Technology & Science

How storm surges beach manatees and flood inland streets

With back-to-back hurricanes in the last few weeks, we've been bombarded with contrasting images of high water rushing over inland streets and manatees stranded on dry beaches. Here's the science behind those phenomena.

Hurricane-force winds can drastically change shorelines by pushing water toward or away from shore

This photo provided by Michael Sechler shows a beached manatee in Manatee County, stranded after waters receded from the Florida bay in a negative storm surge as Hurricane Irma approached. (Michael Sechler/Associated Press)

With back-to-back hurricanes in the last few weeks, we've been bombarded with contrasting images of high water rushing over inland streets and manatees stranded on dry beaches.

In the first case, where'd all that extra water come from? And in the second, where did the sea water go?
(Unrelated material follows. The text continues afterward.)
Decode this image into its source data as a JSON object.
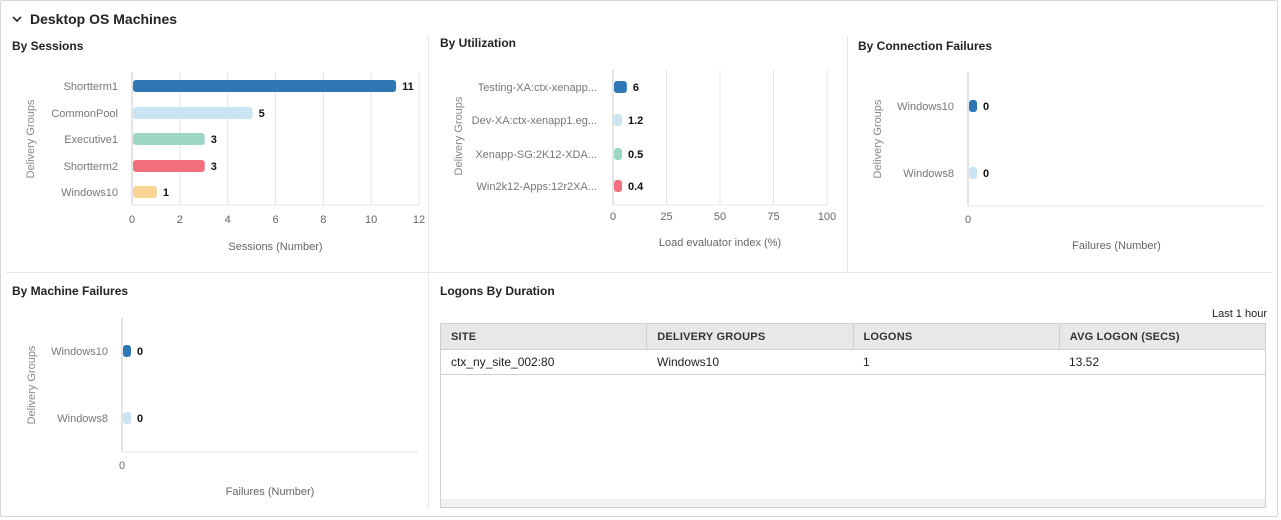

You can blame both on storm surge, what happens when powerful winds shove huge volumes of water toward — or away from — the shore.

Storm surge can be one of the most dangerous aspects of a hurricane. Massive amounts of water rush back towards shore and can drastically raise water levels, sometimes flooding streets and buildings far from shore. With Hurricane Irma, the National Hurricane Center issued warnings for storm surges of more than two metres.

Iconic Shem Creek is flooded as storm surge from tropical storm Irma hits Mt. Pleasant, S.C., on Sept. 11, 2017. (Mic Smith/Associated Press)

But there's also a strange phenomenon known as negative storm surge. That's what produced those extended, dry beaches in Florida that left some manatees stranded.

They were also an odd sight for residents used to water levels that don't deviate very much when the tide goes in or out, said Chris Fogarty, senior research meteorologist at the Canadian Hurricane Centre.

"It's wind pushing that water away," Fogarty said. "When wind is blowing off shore, you don't have the big waves at the beach because the wind is in the opposite direction."

On a smaller scale, Fogarty said you could watch how water in a puddle reacts to winds. Wind creates ripples based on the direction of the wind, which is essentially what happens in storm surge.

"It's all about wind direction," he said. 

"The strong wind shift blowing from one direction and then in the total opposite direction after the eye goes through ... pushes that same water right back in quite quickly behind the eye of the storm."

The impact of the storm surge depends on the speed of the wind, how low the pressure is in the eye of the storm and the shape of the coast, Fogarty said.

Residents inspect the extreme receding water in Tampa Bay ahead of Hurricane Irma on Sunday prior to the hurricane hitting the area. (Brian Blanco/Getty Images)

Harbours and bays are particularly affected by storm surge because water is funnelled into one place and pushed, which amplifies what happens to the water.

Because wind speeds vary depending on the part of the hurricane that hits a particular location, a small change in the hurricane's predicted path can cause a big change in the storm surge.

All these factors can make it difficult to predict how much storm surge will happen during a hurricane, Fogarty said. 

That's why it may end up being much bigger — or smaller — than predicted.

The water often returns very quickly. After a negative surge from Irma, more than 1.5 metres of water returned to one coast in less than an hour, he said.  

"If you see water get drawn out, it doesn't mean to go out and explore," Fogarty said. "It means something weird's going on. You don't want to be caught with the water coming back in."